Level: Intermediate
Shankang Qu, Statistician, PepsiCo
Mumu Wang, Senior Scientist/Statistician, PepsiCo
This study is intended to evaluate customer reviews and purchasing behavior using supervised learning sentiment analysis. The verbatim (i.e., textual data) collected from consumer feedback and comments on beverage products is classified into categories such as complaint, praise and suggestion. Through the text mining models created with JMP Pro, we demonstrated the feasibility of a hybrid algorithm implementation where hand-built classifiers are combined with empirical learning from the data. An automated system will connect the algorithms to incoming voice-recorded feedback with the cumulated verbatim and classify the document into one of the three categories. The algorithms adapt in response to new data and experiences to improve prediction quality over time.

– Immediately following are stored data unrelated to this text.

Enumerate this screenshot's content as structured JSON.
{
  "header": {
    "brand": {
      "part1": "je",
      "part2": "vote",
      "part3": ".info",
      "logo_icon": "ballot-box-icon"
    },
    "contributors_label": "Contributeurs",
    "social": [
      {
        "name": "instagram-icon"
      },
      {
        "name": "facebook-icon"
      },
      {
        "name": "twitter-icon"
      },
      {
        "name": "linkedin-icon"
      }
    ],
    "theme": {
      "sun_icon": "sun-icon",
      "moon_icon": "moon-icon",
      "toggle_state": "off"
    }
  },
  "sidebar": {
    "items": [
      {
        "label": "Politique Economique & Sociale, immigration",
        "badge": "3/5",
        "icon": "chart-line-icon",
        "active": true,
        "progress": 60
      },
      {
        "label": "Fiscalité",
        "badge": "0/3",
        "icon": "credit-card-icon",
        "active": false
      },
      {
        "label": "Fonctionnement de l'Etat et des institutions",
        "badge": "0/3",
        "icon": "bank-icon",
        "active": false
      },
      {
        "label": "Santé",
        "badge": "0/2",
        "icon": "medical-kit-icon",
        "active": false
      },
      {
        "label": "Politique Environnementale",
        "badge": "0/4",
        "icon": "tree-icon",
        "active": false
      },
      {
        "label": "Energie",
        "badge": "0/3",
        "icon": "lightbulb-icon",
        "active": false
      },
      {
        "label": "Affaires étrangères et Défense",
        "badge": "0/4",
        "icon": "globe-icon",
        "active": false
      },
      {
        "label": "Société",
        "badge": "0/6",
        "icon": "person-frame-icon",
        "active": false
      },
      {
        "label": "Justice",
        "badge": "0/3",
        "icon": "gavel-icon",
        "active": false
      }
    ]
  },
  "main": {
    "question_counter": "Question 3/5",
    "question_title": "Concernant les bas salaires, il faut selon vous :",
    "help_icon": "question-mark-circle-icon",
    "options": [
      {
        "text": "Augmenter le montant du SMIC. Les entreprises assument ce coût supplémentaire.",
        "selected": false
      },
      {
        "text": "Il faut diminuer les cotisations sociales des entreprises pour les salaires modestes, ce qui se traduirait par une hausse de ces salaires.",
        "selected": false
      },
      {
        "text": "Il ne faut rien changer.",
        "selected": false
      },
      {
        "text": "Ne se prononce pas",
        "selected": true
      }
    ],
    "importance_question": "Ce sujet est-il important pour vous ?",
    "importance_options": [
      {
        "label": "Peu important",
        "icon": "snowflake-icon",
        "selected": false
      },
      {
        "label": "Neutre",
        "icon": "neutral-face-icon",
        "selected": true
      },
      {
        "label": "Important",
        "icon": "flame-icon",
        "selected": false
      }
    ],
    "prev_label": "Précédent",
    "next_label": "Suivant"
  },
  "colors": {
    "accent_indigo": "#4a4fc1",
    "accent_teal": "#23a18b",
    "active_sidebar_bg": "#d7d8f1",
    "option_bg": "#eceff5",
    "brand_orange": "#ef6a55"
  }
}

Our service associates manually coded 7,507 documents from consumers through phone, email, social media, chat and e-commerce. In this presentation, we will show how to build text mining models using approaches such as neural networks. In the confusion matrix, we achieved a 6% misclassification rate in training and 11% in validation. Slightly higher rates were obtained by using bootstrap forest and nominal logistic models. Comparing the modeling results and the original coding on the verbatim, we also found some data entry issues. The models have been trained to capture documents that were misclassified by humans.